The Emergence Of New Monitoring Systems
Database Performance Monitor isn’t the only service or product capable of handling this kind of workload. There are several companies bringing these capabilities to market, such as SignalFX
, and more (edit: SolarWinds AppOptics
, I forgot that one; I’m sure I’m forgetting more; apologies in advance). Database Performance Monitor is built for different purposes than those are, so in practice we never “compete” with them, despite the capabilities we share with them.
On the open-source front, if you want to build it yourself (but you shouldn’t
except in unusual cases), there’s a limited number of options. Company after company founded to handle this kind of data workload has built their own instead of using open source; many founders have told me that they essentially designed their back end by using my blog post
as a first draft of their design document. Some are using standard open source solutions like Cassandra. InfluxDB is beginning to gain prominence as well.
Whether you use open source, buy it from a hosted service, or build your own, it’s not easy–everyone seems to agree there.
Another is that they’re unsatisfied with Graphite. In just the space of a couple of years, Graphite has gone from being a widely accepted monitoring and graphing solution to being viewed as increasingly unsatisfactory, even in the cases where it doesn’t outright fall short of the required capabilities.
We’re clearly moving into a new era of monitoring. I’ve heard that Netflix’s monitoring infrastructure costs a double-digit percentage of their entire budget. A few years ago this would have been shocking, but now we recognize the value of measuring. “If you can’t measure it, you can’t improve it,” and making it possible for everyone
to measure and analyze things is an enormous driver of IT speed and efficiency.
Whether it’s in specialized areas such as database performance, or the ability to create sophisticated custom dashboards from arbitrary metrics, it’s just no longer okay for most companies to live without these capabilities. Those who do are finding themselves out-innovated and out-maneuvered by their competition, who are delivering products to market faster, with better quality, and at much lower cost.
Graphite has a place in our current monitoring stack, and together with StatsD will always have a special place in the hearts of DevOps practitioners everywhere, but it’s not representative of state-of-the-art in the last few years. Graphite is where the puck was in 2010. If you’re skating there, you’re missing the benefits of modern monitoring infrastructure.
The future I foresee is one where time series capabilities (the raw power needed, which I described in my time series requirements blog post, for example) are within everyone’s reach. That will be considered table stakes, whereas now it’s pretty revolutionary.

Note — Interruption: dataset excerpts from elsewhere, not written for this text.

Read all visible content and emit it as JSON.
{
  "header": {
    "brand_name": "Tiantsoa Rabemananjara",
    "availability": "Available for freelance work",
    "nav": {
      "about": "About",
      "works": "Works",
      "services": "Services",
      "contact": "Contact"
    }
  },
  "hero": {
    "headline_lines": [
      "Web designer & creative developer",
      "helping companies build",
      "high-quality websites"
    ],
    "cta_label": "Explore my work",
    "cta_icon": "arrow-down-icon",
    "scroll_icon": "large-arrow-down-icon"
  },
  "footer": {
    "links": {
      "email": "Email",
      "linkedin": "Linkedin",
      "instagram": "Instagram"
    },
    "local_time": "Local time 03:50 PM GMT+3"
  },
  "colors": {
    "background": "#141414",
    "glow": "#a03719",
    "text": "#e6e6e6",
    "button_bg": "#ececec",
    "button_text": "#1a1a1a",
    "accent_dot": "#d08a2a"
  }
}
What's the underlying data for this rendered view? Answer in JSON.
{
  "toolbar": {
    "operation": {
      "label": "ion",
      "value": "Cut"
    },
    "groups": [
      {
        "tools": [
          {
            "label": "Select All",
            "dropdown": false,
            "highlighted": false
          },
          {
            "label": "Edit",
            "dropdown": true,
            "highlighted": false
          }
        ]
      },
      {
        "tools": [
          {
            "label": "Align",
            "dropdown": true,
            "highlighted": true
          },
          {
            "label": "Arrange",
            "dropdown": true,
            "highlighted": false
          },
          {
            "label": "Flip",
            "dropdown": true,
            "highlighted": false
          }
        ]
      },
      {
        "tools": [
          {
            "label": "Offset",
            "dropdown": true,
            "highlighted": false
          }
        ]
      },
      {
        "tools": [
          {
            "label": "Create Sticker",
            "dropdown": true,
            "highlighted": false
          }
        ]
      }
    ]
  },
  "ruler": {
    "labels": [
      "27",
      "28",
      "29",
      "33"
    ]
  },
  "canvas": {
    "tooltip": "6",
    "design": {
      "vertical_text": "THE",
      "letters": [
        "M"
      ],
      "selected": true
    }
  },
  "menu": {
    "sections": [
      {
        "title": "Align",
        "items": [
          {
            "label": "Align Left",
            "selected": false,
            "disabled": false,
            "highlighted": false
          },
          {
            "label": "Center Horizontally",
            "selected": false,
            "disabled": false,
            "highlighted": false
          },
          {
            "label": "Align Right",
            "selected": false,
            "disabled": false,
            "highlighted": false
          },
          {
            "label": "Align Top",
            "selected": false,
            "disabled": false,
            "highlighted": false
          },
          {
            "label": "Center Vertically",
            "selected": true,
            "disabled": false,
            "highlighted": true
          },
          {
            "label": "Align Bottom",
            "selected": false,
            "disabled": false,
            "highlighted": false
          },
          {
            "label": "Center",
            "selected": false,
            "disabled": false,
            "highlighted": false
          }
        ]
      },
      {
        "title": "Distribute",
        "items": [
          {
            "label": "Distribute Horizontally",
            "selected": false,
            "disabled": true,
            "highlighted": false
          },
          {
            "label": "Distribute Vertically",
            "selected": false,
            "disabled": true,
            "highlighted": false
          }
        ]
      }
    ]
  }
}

Where’s the puck going beyond that? Probably analytics. As Adrian Cockcroft has said
, we really don't need more monitoring systems. By this he means gathering and storing metrics isn’t what we should continue to reinvent. Instead, deriving meaningful knowledge is the next challenge.
This post seems to have touched a nerve with some people. I apologize if it seemed like trolling. I’ll avoid editing too much, in order to avoid pulling the rug out from under the conversations and changing what people think they’re talking about while they’re talking about it.
My intention was not to troll, just to express what people have shared with me and what I think it means. Maybe I got carried away and pontificated too much (where was I going in the end there… that wasn’t much of a conclusion). Maybe I should have been more thoughtful and taken more time, or asked for people to review it for me. But I would never intentionally try to stir up an argument.
For reference, Jason Dixon
had a thoughtful response to this post.